Every year, I head to a terrific conference called ClickerExpo that's targeted at clicker trainers. It's fantastic every year, and this year is no different. At this morning's sessions, I went to a session called Working for the Joy of It: A Systematic Look at Non-Food Reinforcers by Ken Ramirez (Shedd Aquarium Training Director). It was a great talk with lots of valuable information for how to use things other than food to train your dog. Here are a couple really good ideas I got from Ken:
- Don't assume you know your dog's preferences. In other words, your dog gets to choose what's reinforcing to him, not you. Which is hard for some people to accept. They'll say "He's a Lab, he should love to swim" even though it's clear their dog doesn't like getting wet. Or they'll say, "my dog has to work for praise because I don't want to train with food." Uh-uh: your dog chooses what he likes, not you.
- Never take reinforcers for granted. Just because a piece of chicken works well right now, it doesn't mean it will work well all the time. What if your dog just finished dinner? That chicken's not as appealing if your dog is full.
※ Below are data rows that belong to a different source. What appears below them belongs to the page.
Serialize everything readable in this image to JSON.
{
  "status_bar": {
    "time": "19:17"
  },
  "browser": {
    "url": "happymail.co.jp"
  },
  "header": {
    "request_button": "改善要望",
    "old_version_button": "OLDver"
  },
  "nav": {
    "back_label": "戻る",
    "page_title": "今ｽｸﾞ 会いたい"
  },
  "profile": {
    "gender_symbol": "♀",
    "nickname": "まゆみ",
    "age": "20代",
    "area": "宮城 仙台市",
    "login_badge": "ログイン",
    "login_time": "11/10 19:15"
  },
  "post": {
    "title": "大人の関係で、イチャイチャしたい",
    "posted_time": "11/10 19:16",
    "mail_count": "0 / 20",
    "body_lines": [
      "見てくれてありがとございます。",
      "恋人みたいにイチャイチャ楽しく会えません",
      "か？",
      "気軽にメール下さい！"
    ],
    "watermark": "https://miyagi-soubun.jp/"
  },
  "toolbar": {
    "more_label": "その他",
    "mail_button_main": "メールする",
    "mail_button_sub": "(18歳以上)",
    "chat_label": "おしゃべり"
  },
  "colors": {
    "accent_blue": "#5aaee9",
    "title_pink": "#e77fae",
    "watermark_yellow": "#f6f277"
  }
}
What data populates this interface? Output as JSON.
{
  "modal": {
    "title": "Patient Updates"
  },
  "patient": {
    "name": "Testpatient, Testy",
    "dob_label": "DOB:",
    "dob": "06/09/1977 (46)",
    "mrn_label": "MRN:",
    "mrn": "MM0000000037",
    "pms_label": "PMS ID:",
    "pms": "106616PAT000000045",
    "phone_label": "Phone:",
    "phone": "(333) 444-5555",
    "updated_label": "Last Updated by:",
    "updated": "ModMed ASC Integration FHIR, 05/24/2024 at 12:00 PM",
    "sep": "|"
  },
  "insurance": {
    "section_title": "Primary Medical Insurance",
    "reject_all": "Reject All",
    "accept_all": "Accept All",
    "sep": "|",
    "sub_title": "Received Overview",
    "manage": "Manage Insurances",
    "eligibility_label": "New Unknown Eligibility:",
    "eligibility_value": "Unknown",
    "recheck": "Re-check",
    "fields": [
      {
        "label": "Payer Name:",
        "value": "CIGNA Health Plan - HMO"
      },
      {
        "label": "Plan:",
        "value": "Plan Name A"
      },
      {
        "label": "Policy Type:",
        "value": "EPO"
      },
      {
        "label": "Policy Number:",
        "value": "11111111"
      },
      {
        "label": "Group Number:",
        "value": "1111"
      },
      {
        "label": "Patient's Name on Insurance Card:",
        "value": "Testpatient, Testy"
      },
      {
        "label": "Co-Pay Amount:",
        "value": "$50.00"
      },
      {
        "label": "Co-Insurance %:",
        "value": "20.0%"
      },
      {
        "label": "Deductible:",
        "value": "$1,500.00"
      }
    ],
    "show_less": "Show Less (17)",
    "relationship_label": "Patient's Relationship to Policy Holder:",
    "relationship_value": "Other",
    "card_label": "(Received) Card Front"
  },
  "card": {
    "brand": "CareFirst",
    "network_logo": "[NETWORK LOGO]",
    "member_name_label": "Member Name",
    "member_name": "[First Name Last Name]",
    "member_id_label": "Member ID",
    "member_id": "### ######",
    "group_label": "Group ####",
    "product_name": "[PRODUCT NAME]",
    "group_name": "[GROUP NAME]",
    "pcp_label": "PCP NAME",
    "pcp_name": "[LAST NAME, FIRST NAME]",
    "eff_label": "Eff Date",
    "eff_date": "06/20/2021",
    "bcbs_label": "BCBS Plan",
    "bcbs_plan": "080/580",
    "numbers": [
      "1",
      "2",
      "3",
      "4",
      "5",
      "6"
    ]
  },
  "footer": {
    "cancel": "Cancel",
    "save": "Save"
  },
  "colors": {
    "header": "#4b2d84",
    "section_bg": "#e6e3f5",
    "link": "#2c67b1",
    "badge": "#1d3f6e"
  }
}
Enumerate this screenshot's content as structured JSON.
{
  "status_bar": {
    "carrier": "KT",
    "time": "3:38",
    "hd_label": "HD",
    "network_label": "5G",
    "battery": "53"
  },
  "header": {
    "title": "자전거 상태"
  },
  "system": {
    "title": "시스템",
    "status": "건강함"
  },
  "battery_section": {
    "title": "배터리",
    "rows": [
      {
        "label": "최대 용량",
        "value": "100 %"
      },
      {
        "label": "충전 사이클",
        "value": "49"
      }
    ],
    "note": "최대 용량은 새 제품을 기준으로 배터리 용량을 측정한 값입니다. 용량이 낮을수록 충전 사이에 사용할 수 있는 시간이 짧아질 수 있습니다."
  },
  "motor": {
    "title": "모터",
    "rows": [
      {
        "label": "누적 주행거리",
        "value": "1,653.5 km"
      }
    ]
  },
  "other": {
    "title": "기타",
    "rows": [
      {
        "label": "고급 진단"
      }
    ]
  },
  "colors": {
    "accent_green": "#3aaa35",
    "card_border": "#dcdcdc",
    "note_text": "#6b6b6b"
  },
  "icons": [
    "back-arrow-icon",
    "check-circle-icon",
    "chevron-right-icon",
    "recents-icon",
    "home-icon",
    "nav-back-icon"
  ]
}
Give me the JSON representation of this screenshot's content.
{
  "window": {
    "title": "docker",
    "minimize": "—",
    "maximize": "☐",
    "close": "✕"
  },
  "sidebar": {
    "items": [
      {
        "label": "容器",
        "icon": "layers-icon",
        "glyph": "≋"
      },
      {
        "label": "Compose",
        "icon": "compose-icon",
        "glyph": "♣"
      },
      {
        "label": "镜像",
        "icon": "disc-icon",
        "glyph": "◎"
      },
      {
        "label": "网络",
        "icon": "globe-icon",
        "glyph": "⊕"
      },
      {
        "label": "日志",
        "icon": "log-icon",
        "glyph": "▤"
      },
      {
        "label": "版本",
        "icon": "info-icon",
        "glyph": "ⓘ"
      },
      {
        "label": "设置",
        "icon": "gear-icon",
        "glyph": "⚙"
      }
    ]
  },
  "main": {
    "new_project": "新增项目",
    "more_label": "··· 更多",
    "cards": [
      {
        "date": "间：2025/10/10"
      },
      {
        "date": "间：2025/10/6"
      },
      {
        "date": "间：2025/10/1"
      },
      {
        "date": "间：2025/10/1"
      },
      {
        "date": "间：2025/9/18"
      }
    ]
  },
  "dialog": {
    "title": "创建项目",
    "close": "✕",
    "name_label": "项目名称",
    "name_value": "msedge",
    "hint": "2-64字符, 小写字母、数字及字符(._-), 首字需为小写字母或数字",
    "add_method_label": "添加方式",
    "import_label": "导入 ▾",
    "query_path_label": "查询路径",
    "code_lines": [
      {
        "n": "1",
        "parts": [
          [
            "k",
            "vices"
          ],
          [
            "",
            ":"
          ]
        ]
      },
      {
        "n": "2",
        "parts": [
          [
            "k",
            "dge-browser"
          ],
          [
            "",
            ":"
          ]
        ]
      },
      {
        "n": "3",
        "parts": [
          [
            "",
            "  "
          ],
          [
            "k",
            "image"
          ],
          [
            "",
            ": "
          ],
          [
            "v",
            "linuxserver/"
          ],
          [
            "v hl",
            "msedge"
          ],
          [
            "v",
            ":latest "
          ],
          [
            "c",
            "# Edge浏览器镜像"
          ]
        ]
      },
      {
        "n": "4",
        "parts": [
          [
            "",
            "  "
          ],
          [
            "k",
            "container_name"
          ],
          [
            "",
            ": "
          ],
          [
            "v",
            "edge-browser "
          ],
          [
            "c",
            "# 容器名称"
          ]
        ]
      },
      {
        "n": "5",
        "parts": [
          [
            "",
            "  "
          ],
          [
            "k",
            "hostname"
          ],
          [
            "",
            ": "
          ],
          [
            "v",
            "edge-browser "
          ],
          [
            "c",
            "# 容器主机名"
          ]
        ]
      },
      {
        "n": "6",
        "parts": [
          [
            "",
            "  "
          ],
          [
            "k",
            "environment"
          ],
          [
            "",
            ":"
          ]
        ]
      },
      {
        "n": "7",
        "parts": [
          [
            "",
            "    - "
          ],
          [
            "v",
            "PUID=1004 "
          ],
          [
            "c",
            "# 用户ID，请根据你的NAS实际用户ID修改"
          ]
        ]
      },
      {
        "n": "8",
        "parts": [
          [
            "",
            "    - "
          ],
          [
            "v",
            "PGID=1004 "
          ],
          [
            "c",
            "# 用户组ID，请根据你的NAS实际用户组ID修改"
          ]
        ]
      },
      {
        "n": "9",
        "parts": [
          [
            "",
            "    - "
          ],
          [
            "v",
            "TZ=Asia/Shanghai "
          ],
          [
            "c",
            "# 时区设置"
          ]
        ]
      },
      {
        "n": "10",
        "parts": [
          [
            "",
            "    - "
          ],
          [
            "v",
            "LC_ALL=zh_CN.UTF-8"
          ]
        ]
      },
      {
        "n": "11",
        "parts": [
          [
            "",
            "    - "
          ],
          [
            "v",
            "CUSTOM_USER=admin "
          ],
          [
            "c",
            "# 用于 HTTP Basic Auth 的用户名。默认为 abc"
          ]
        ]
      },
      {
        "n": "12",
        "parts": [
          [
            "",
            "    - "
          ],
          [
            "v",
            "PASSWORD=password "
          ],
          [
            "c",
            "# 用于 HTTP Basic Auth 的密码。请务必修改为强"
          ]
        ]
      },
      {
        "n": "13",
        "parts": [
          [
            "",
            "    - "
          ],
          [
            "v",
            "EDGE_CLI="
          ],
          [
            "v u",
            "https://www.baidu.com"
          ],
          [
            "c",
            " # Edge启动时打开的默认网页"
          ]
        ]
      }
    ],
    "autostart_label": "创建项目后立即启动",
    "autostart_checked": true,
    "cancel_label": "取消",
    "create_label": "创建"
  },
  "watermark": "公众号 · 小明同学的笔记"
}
- Avoid reinforcement pitfalls:
- don't take reinforcers for granted (see #2 above).
- constantly evaluate the effectiveness of the reinforcers
- vary the reinforcers – don't always give a piece of kibble when your dog sits. Sometimes give him a piece of chicken, sometimes give him access to a favorite toy, sometimes run and let him chase you.
- control your dog's access to reinforcers. How valuable is $5 if you always have a $20 in your pocket?
- Look at the behavior and let it tell you if the reinforcer is working: are you getting more behavior or less behavior as a result of the reinforcer?
When I get home, I'm going to systematically evaluate the reinforcers I use for my dogs. I'll bet I'll make some changes based on what I learned from Ken today.